Desde el primer capítulo, Dostoievski aclara este punto como un elemento de contención de la vida del protagonista, escribiendo "¿Por qué voy allí ahora? ¿Soy capaz de eso? ¿Es eso serio? No es serio en absoluto. Es simplemente una fantasía para divertirme; ¡un juguete! Sí, tal vez sea un juguete ". Esto es casi una justificación para que el hablante actúe más tarde por impulso, una excusa para ceder a sus deseos carnales, pintando el asesinato como un mero juguete.

Él argumenta este concepto nuevamente, llegando a un acuerdo con la realidad de cometer un asesinato, en el capítulo cinco en el que dice "puede ser, puede ser, que realmente tomaré un hacha, que la golpearé en la cabeza, la dividiré cráneo abierto ... que pisaré en la sangre caliente y pegajosa, sangre ... con el hacha ... Dios mío, ¿puede ser?

¿Valdría el crimen las implicaciones morales, o el castigo conocido por tal acto? ¿Desafiaría la idea misma de vivir una buena vida en sí misma? Dostoievski también responde estas preguntas a través de una variedad de citas en el libro.

Citas sobre la vida y la voluntad de vivir

Especialmente dada la idea de cometer el último crimen de quitarle la vida a otra persona, las ideas de la voluntad de vivir y vivir una buena vida entran en juego muchas veces a lo largo de "Crimen y castigo".

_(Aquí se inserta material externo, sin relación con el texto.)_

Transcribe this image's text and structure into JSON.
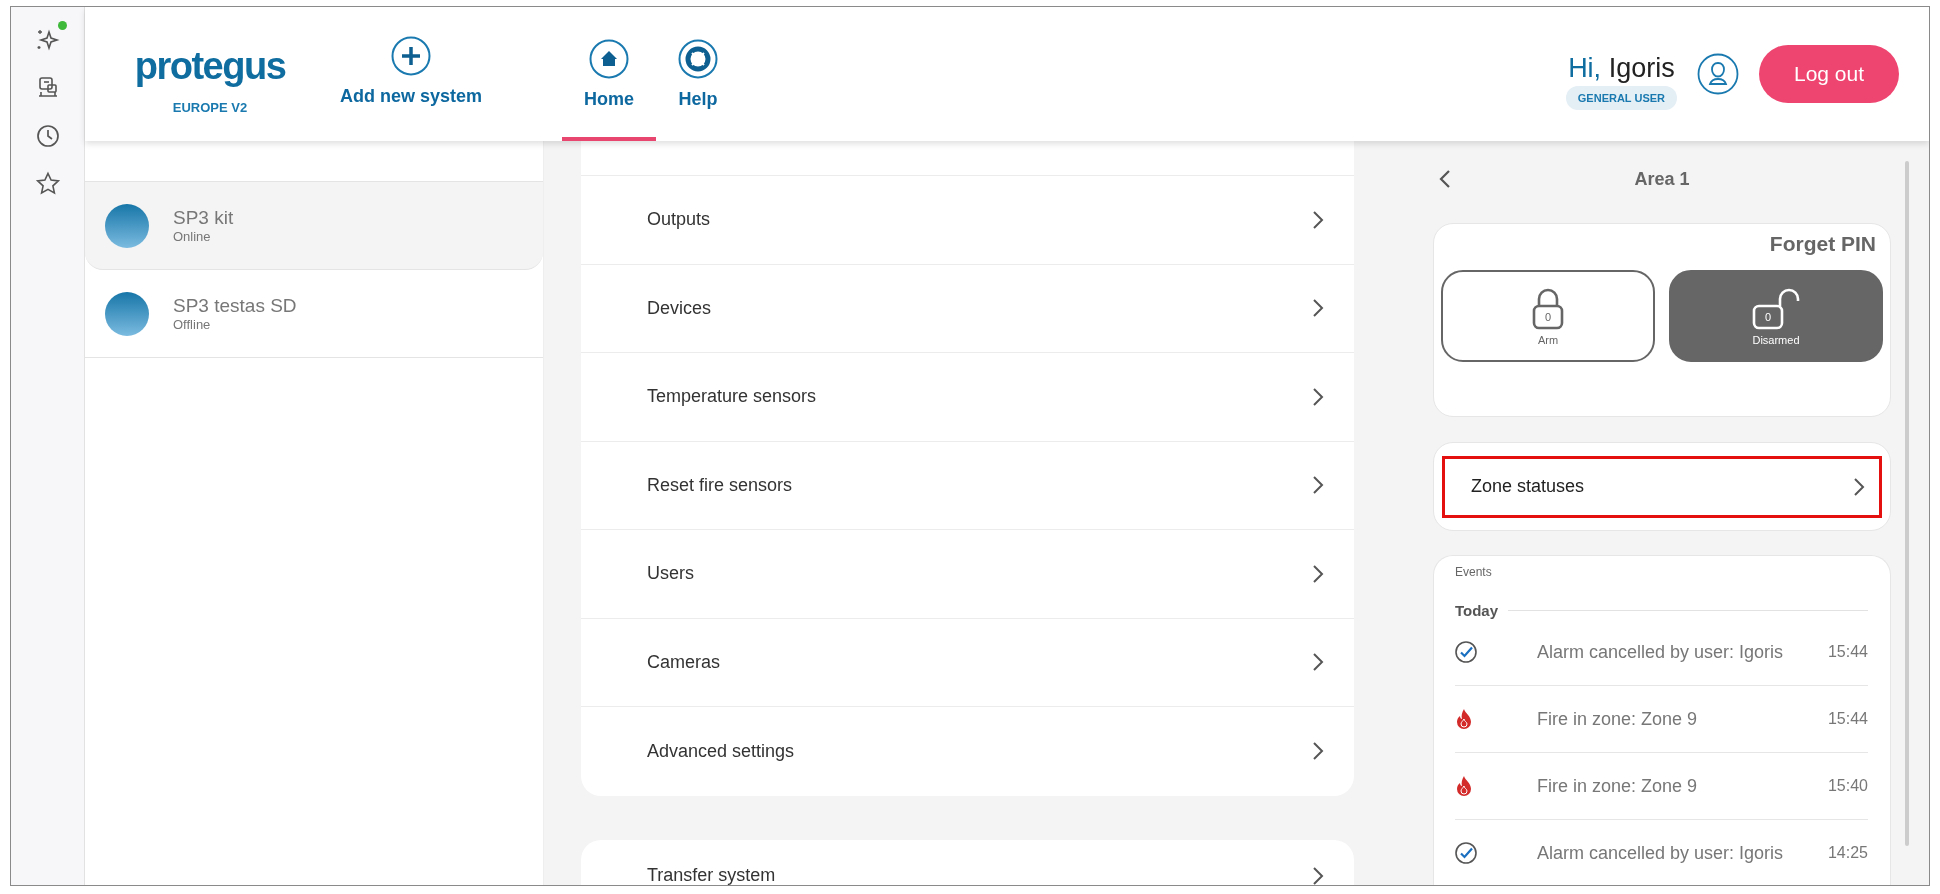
{
  "rail": [
    {
      "kind": "sparkle",
      "badge": true
    },
    {
      "kind": "device",
      "badge": false
    },
    {
      "kind": "clock",
      "badge": false
    },
    {
      "kind": "star",
      "badge": false
    }
  ],
  "header": {
    "logo": "protegus",
    "region": "EUROPE V2",
    "add_system": "Add new system",
    "nav": [
      {
        "label": "Home",
        "kind": "home",
        "selected": true
      },
      {
        "label": "Help",
        "kind": "help",
        "selected": false
      }
    ],
    "greeting": "Hi,",
    "user_name": "Igoris",
    "role": "GENERAL USER",
    "logout": "Log out"
  },
  "systems": [
    {
      "name": "SP3 kit",
      "status": "Online",
      "selected": true
    },
    {
      "name": "SP3 testas SD",
      "status": "Offline",
      "selected": false
    }
  ],
  "menu": [
    "Outputs",
    "Devices",
    "Temperature sensors",
    "Reset fire sensors",
    "Users",
    "Cameras",
    "Advanced settings"
  ],
  "menu_2": [
    "Transfer system"
  ],
  "area": {
    "title": "Area 1",
    "forget_pin": "Forget PIN",
    "modes": [
      {
        "label": "Arm",
        "kind": "locked",
        "pin": "0",
        "selected": false
      },
      {
        "label": "Disarmed",
        "kind": "unlocked",
        "pin": "0",
        "selected": true
      }
    ],
    "zone_statuses": {
      "label": "Zone statuses",
      "highlighted": true
    },
    "events": {
      "title": "Events",
      "day": "Today",
      "items": [
        {
          "kind": "ok",
          "text": "Alarm cancelled by user: Igoris",
          "time": "15:44"
        },
        {
          "kind": "fire",
          "text": "Fire in zone: Zone 9",
          "time": "15:44"
        },
        {
          "kind": "fire",
          "text": "Fire in zone: Zone 9",
          "time": "15:40"
        },
        {
          "kind": "ok",
          "text": "Alarm cancelled by user: Igoris",
          "time": "14:25"
        }
      ]
    }
  }
}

Incluso en el capítulo dos, Dostoievski discute la posibilidad de que la humanidad tenga sus ideales de una buena vida sesgada, o al menos que la humanidad esté en sí misma sesgada de una buena realidad. En el Capítulo Dos, Dostoievski escribe "¿Qué pasa si el hombre no es realmente un sinvergüenza, hombre en general, quiero decir, toda la raza de la humanidad? Entonces todo lo demás es prejuicio, simplemente terrores artificiales y no hay barreras y todo es como debería ser ser."

Sin embargo, en el Capítulo 13, cuando se enfrenta a la idea de ser castigado con la muerte, Dostoievski visita un viejo adagio de esperar que la muerte por la eternidad sea mejor que morir en un momento para observar la realidad de la voluntad de vivir de una persona:

¿Dónde está? He leído que alguien condenado a muerte dice o piensa, una hora antes de su muerte, que si tuviera que vivir en una roca alta, en una repisa tan estrecha que solo tendría espacio para pararse, y el océano , oscuridad eterna, soledad eterna, tempestad eterna a su alrededor, si tenía que permanecer de pie en un patio cuadrado de espacio toda su vida, mil años, la eternidad, ¡era mejor vivir que morir de una vez! ¡Solo para vivir, para vivir y vivir! ¡La vida, sea lo que sea!

En el Epílogo también, Dostoievski habla de esta esperanza, el deseo incesante del hombre de continuar respirando por al menos un día más, y dice de los dos personajes que "ambos estaban pálidos y delgados; pero esas caras pálidas enfermas brillaban con el amanecer. de un nuevo futuro, de una resurrección completa en una nueva vida. Fueron renovados por el amor; el corazón de cada uno tenía infinitas fuentes de vida para el corazón del otro ".